O sentimento político-eleitoral da sucessão de 2022 foi o resultado de um sentimento social que se consolidou em dois turnos. O presidente Lula, embora tenha obtido uma vitória surpreendente, não conseguiu força político eleitoral suficiente para governar a pleno vapor desde o primeiro dia, ao enfrentar impasses agravados por uma sociedade politicamente dividida. Lula não entrou totalmente em campo.
Na política, não são fundamentos morais que asseguram um bom governo. É a maioria estável que permite ao presidente exercer bem o mandato e realizar o seu programa. E, na democracia, estes recursos de poder são derivados da coalizão política vitoriosa, que garante maioria de votos de apoio ao governo no parlamento. No sistema de dois turnos, a composição de uma maioria estável e suficiente é mais bem alcançada quando realizada ainda antes do segundo turno. Se a maioria necessária vem após a proclamação do eleito, a conquista de novos apoios para a base governista usa os expedientes da cooptação e da distribuição de cargos e favores. Como esse expediente não precisa levar em conta o que pensa o eleitorado, o governo está sujeito a uma maioria volátil e instável.
O governo tem, ao seu favor, o tom engenhoso de Lula, sempre propenso ao sentencioso e apostando no auditivo mais do que no visual. Enquanto ganha tempo ao falar em resolver emergências, procura encontrar uma marca para o governo, o qual tem pressa para entregar alguma coisa. Assim, enquanto anuncia programas sociais conhecidos de sucesso nos dois primeiros mandatos, coloca um “pé no freio” na má política ambiental, viaja ao exterior e mantém acesa a polêmica com o período Bolsonaro.

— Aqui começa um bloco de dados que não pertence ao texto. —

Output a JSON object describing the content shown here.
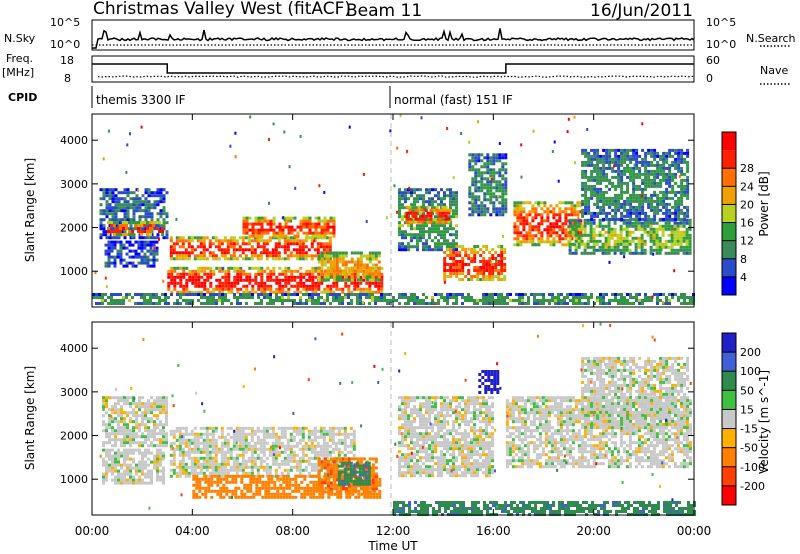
{
  "header": {
    "station": "Christmas Valley West (fitACF)",
    "beam": "Beam 11",
    "date": "16/Jun/2011"
  },
  "strip": {
    "nsky_label": "N.Sky",
    "nsky_top": "10^5",
    "nsky_bottom": "10^0",
    "nsearch_label": "N.Search",
    "nsearch_top": "10^5",
    "nsearch_bottom": "10^0",
    "freq_label": "Freq.",
    "freq_unit": "[MHz]",
    "freq_top": "18",
    "freq_bottom": "8",
    "nave_label": "Nave",
    "nave_top": "60",
    "nave_bottom": "0",
    "cpid_label": "CPID",
    "cpid_1": "themis 3300 IF",
    "cpid_2": "normal (fast) 151 IF"
  },
  "axes": {
    "y_label": "Slant Range [km]",
    "x_label": "Time UT",
    "x_ticks": [
      "00:00",
      "04:00",
      "08:00",
      "12:00",
      "16:00",
      "20:00",
      "00:00"
    ],
    "y_ticks": [
      "1000",
      "2000",
      "3000",
      "4000"
    ]
  },
  "power_scale": {
    "label": "Power [dB]",
    "ticks": [
      "4",
      "8",
      "12",
      "16",
      "20",
      "24",
      "28"
    ],
    "colors": [
      "#0000ff",
      "#2a4cc8",
      "#3a8a5a",
      "#2e9e3a",
      "#b8d020",
      "#f0a000",
      "#ff7000",
      "#ff2000",
      "#ff0000"
    ]
  },
  "velocity_scale": {
    "label": "Velocity [m s^-1]",
    "ticks": [
      "200",
      "100",
      "50",
      "15",
      "-15",
      "-50",
      "-100",
      "-200"
    ],
    "colors": [
      "#2020c8",
      "#4060d8",
      "#2e8a4e",
      "#40c040",
      "#c8c8c8",
      "#ffb000",
      "#ff8000",
      "#ff4000",
      "#ff0000"
    ]
  },
  "chart_data": [
    {
      "type": "heatmap",
      "panel": "power",
      "xlim_hours": [
        0,
        24
      ],
      "ylim_km": [
        180,
        4600
      ],
      "regions": [
        {
          "t": [
            0.3,
            3.0
          ],
          "r": [
            1800,
            2900
          ],
          "level": 0.22
        },
        {
          "t": [
            0.6,
            2.8
          ],
          "r": [
            1850,
            2150
          ],
          "level": 0.8
        },
        {
          "t": [
            0.5,
            2.6
          ],
          "r": [
            1100,
            1700
          ],
          "level": 0.18
        },
        {
          "t": [
            3.1,
            9.5
          ],
          "r": [
            1300,
            1800
          ],
          "level": 0.85
        },
        {
          "t": [
            6.0,
            9.7
          ],
          "r": [
            1800,
            2250
          ],
          "level": 0.85
        },
        {
          "t": [
            3.0,
            11.5
          ],
          "r": [
            500,
            1100
          ],
          "level": 0.9
        },
        {
          "t": [
            9.0,
            11.5
          ],
          "r": [
            800,
            1450
          ],
          "level": 0.65
        },
        {
          "t": [
            12.2,
            14.5
          ],
          "r": [
            1500,
            2900
          ],
          "level": 0.35
        },
        {
          "t": [
            12.5,
            14.2
          ],
          "r": [
            2100,
            2500
          ],
          "level": 0.85
        },
        {
          "t": [
            14.0,
            16.5
          ],
          "r": [
            800,
            1600
          ],
          "level": 0.85
        },
        {
          "t": [
            15.0,
            16.5
          ],
          "r": [
            2300,
            3700
          ],
          "level": 0.3
        },
        {
          "t": [
            16.8,
            19.5
          ],
          "r": [
            1600,
            2600
          ],
          "level": 0.85
        },
        {
          "t": [
            19.0,
            23.8
          ],
          "r": [
            1400,
            2200
          ],
          "level": 0.45
        },
        {
          "t": [
            19.5,
            23.8
          ],
          "r": [
            2200,
            3800
          ],
          "level": 0.3
        },
        {
          "t": [
            0.0,
            24.0
          ],
          "r": [
            250,
            500
          ],
          "level": 0.35
        }
      ]
    },
    {
      "type": "heatmap",
      "panel": "velocity",
      "xlim_hours": [
        0,
        24
      ],
      "ylim_km": [
        180,
        4600
      ],
      "regions": [
        {
          "t": [
            0.4,
            3.0
          ],
          "r": [
            1800,
            2900
          ],
          "v": 0
        },
        {
          "t": [
            0.4,
            2.8
          ],
          "r": [
            900,
            1700
          ],
          "v": 0
        },
        {
          "t": [
            3.1,
            10.5
          ],
          "r": [
            1100,
            2200
          ],
          "v": 0
        },
        {
          "t": [
            4.0,
            11.5
          ],
          "r": [
            600,
            1100
          ],
          "v": -80
        },
        {
          "t": [
            9.0,
            11.3
          ],
          "r": [
            700,
            1500
          ],
          "v": -90
        },
        {
          "t": [
            9.8,
            11.0
          ],
          "r": [
            900,
            1400
          ],
          "v": 60
        },
        {
          "t": [
            12.2,
            16.0
          ],
          "r": [
            1100,
            2900
          ],
          "v": 0
        },
        {
          "t": [
            15.4,
            16.2
          ],
          "r": [
            3000,
            3500
          ],
          "v": 180
        },
        {
          "t": [
            16.5,
            23.8
          ],
          "r": [
            1300,
            2900
          ],
          "v": 0
        },
        {
          "t": [
            19.5,
            23.8
          ],
          "r": [
            2200,
            3800
          ],
          "v": 0
        },
        {
          "t": [
            12.0,
            24.0
          ],
          "r": [
            200,
            500
          ],
          "v": 60
        }
      ]
    }
  ]
}
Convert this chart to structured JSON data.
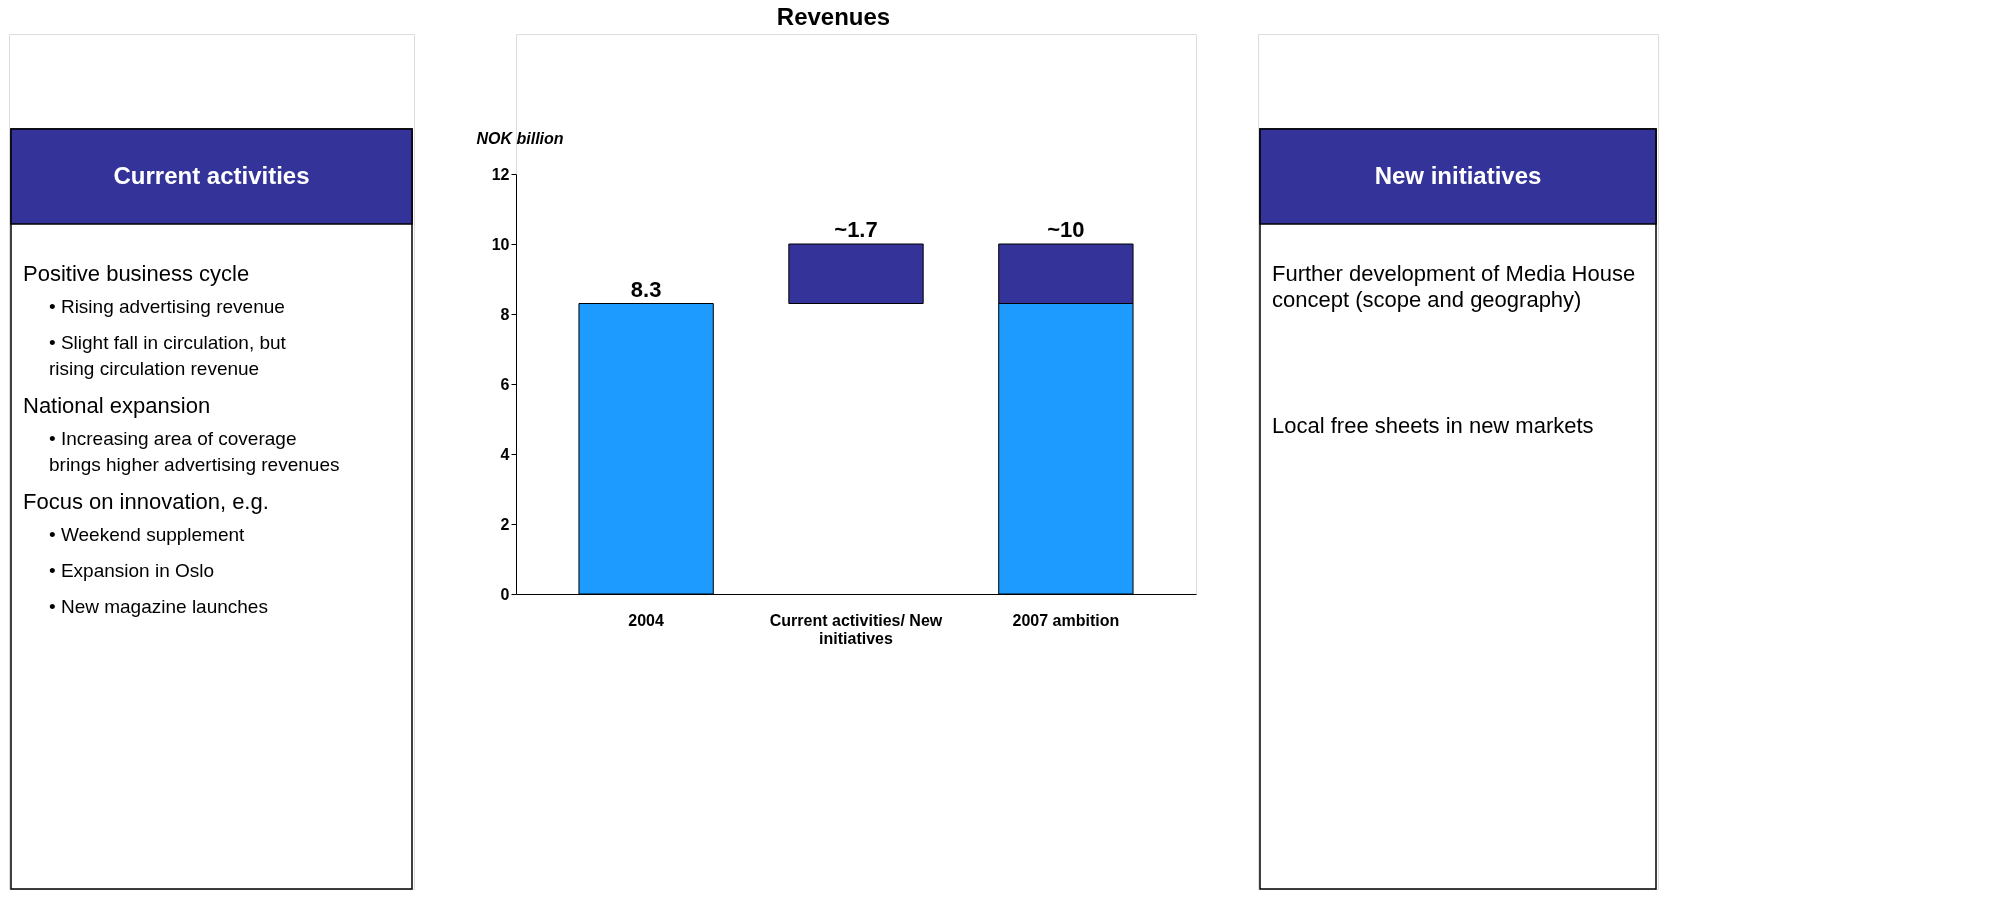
{
  "chart_data": {
    "type": "bar",
    "title": "Revenues",
    "ylabel": "NOK billion",
    "categories": [
      "2004",
      "Current activities/ New initiatives",
      "2007 ambition"
    ],
    "series": [
      {
        "color": "#1e9bff",
        "values": [
          8.3,
          null,
          8.3
        ],
        "value_labels": [
          "8.3",
          null,
          null
        ]
      },
      {
        "color": "#333399",
        "values": [
          null,
          1.7,
          1.7
        ],
        "base": [
          null,
          8.3,
          8.3
        ],
        "value_labels": [
          null,
          "~1.7",
          "~10"
        ]
      }
    ],
    "ylim": [
      0,
      12
    ],
    "yticks": [
      0,
      2,
      4,
      6,
      8,
      10,
      12
    ],
    "grid": false,
    "annotations": [
      "Current activities",
      "Positive business cycle",
      "• Rising advertising revenue",
      "• Slight fall in circulation, but rising circulation revenue",
      "National expansion",
      "• Increasing area of coverage brings higher advertising revenues",
      "Focus on innovation, e.g.",
      "• Weekend supplement",
      "• Expansion in Oslo",
      "• New magazine launches",
      "New initiatives",
      "Further development of Media House concept (scope and geography)",
      "Local free sheets in new markets"
    ]
  }
}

Suas críticas ao Banco Central são lastreadas na ideia de que, em relação a juros e economia, o nosso povo se acostumou a suportar os males alheios e pôr a culpa em terceiros por nosso baixo desenvolvimento.
A conjuntura política continua estagnada desde os episódios lamentáveis do 8 de janeiro e da inércia do Congresso, que decidiu se isolar e ficar de costas para a Esplanada dos Ministérios. Um dos motivos é que Lula não conseguiu trazer para o governo os recursos de poder que adquiriu no segundo turno. Partidos divididos internamente não ficam satisfeitos com a mera distribuição de cargos a aliados e costumam mostrar descontentamento com o aceno simpático a adversários. Isso tem tornado difícil a tarefa de reagrupar os setores liberais que apoiaram o governo por não contemplar propostas econômicas compatíveis que sustentem a lealdade aos seus princípios. Por isso, mesmo ao avançar em uma Reforma Fiscal de apoio mais amplo, permanece a crítica de que há uma volta atrás nas privatizações e na Reforma Trabalhista, bem como um breque nas Parcerias Público-Privadas (PPPs). Enfim, os primeiros cem dias foram mais um momento descoordenado do governo e sua base parlamentar do que um sinal de harmonia.
Além do mais, a força negativa que se dá a tudo que se fez no País desde o governo Temer contém sinais de uma agenda doméstica incompreensível de desenvolvimento. Isto é, o que seria uma rotina de ajustes na administração do Estado, comum a cada governo, é apresentado como acerto de contas, o que coloca o Brasil de costas para as oportunidades mundiais de investimento. A crise do crédito, o comportamento heterogêneo dos segmentos econômicos, as finanças familiares frágeis, a infraestrutura em compasso de espera, o baixo investimento e as dúvidas sobre o aumento (ou não) da carga tributária são sinais de falta de confiança no sistema e no modelo político-econômico praticado no País.
Por outro lado, a expectativa de que o PT tivesse uma política de comunicação para a redes sociais para competir com a oposição não se concretizou, e predomina na internet o clima do “tudo ou nada”, com clara desvantagem para os governistas. Isso significa que o populismo digital de direita é mais eficiente do que o de esquerda.
Assim, fica a lição para os próximos passos: fazer bem é importante. Produzir reação boa ao que faz é ainda mais.